Phind-CodeLlama-34B-v1
Property | Value |
---|---|
License | Llama 2 |
Training Infrastructure | 32x A100-80GB GPUs |
Training Time | 90 GPU-hours |
HumanEval Score | 67.6% pass@1 |
What is Phind-CodeLlama-34B-v1?
Phind-CodeLlama-34B-v1 is a sophisticated code generation model that represents a significant advancement in AI-powered programming assistance. Fine-tuned from CodeLlama-34B, this model matches GPT-4's performance on the HumanEval benchmark, achieving an impressive 67.6% pass@1 rate. The model was trained on a proprietary dataset of approximately 80,000 high-quality programming problems and solutions, focusing on instruction-answer pairs rather than traditional code completion examples.
Implementation Details
The model utilizes state-of-the-art training techniques, including DeepSpeed ZeRO 3 and Flash Attention 2, enabling efficient training on 32 A100-80GB GPUs in just three hours. The training process involved a sequence length of 4096 tokens and a complete native finetune without using LoRA adaptations.

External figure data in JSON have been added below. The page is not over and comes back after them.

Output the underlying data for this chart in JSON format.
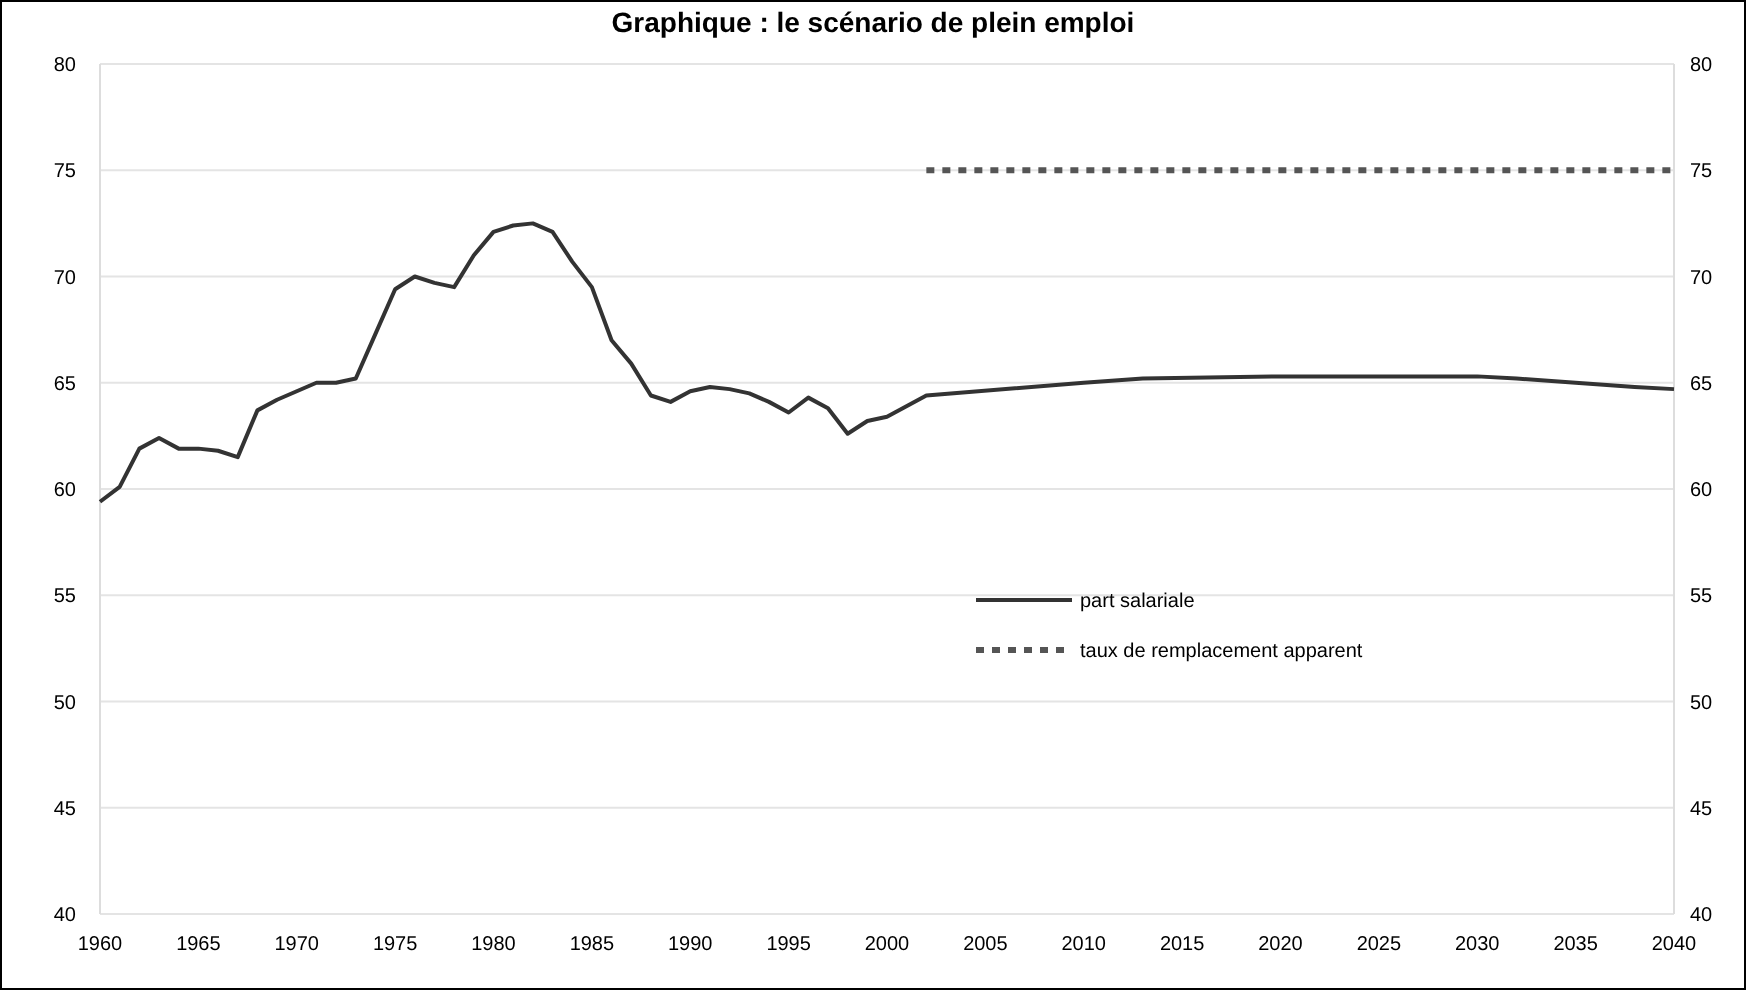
{
  "chart_data": {
    "type": "line",
    "title": "Graphique : le scénario de plein emploi",
    "xlim": [
      1960,
      2040
    ],
    "xticks": [
      1960,
      1965,
      1970,
      1975,
      1980,
      1985,
      1990,
      1995,
      2000,
      2005,
      2010,
      2015,
      2020,
      2025,
      2030,
      2035,
      2040
    ],
    "ylim": [
      40,
      80
    ],
    "yticks": [
      40,
      45,
      50,
      55,
      60,
      65,
      70,
      75,
      80
    ],
    "y2lim": [
      40,
      80
    ],
    "y2ticks": [
      40,
      45,
      50,
      55,
      60,
      65,
      70,
      75,
      80
    ],
    "grid": "y",
    "legend": "right",
    "marker": "none",
    "series": [
      {
        "name": "part salariale",
        "color": "#333333",
        "line_style": "solid",
        "x": [
          1960,
          1961,
          1962,
          1963,
          1964,
          1965,
          1966,
          1967,
          1968,
          1969,
          1970,
          1971,
          1972,
          1973,
          1974,
          1975,
          1976,
          1977,
          1978,
          1979,
          1980,
          1981,
          1982,
          1983,
          1984,
          1985,
          1986,
          1987,
          1988,
          1989,
          1990,
          1991,
          1992,
          1993,
          1994,
          1995,
          1996,
          1997,
          1998,
          1999,
          2000,
          2002,
          2010,
          2013,
          2020,
          2030,
          2032,
          2035,
          2038,
          2040
        ],
        "values": [
          59.4,
          60.1,
          61.9,
          62.4,
          61.9,
          61.9,
          61.8,
          61.5,
          63.7,
          64.2,
          64.6,
          65.0,
          65.0,
          65.2,
          67.3,
          69.4,
          70.0,
          69.7,
          69.5,
          71.0,
          72.1,
          72.4,
          72.5,
          72.1,
          70.7,
          69.5,
          67.0,
          65.9,
          64.4,
          64.1,
          64.6,
          64.8,
          64.7,
          64.5,
          64.1,
          63.6,
          64.3,
          63.8,
          62.6,
          63.2,
          63.4,
          64.4,
          65.0,
          65.2,
          65.3,
          65.3,
          65.2,
          65.0,
          64.8,
          64.7
        ]
      },
      {
        "name": "taux de remplacement apparent",
        "color": "#555555",
        "line_style": "dotted",
        "x": [
          2002,
          2040
        ],
        "values": [
          75,
          75
        ]
      }
    ]
  }
}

- Native finetune implementation without LoRA
- Trained for 2 epochs (~160k total examples)
- Utilizes DeepSpeed ZeRO 3 and Flash Attention 2
- 4096 token sequence length
Core Capabilities
- High-performance code generation matching GPT-4's capabilities
- Instruction-tuned for programming tasks
- Efficient processing of programming problems and solutions
- Supports various programming languages with focus on Python
Frequently Asked Questions
Q: What makes this model unique?
The model's distinctive feature is its ability to match GPT-4's performance on HumanEval while being specifically optimized for code generation tasks. It's trained on a carefully curated dataset of programming problems and uses advanced training techniques for optimal performance.
Q: What are the recommended use cases?
The model excels at code generation tasks and is particularly well-suited for programming assistance, code completion, and solving programming problems. It's recommended to use simple prompts followed by "\n: " rather than complex chat markup.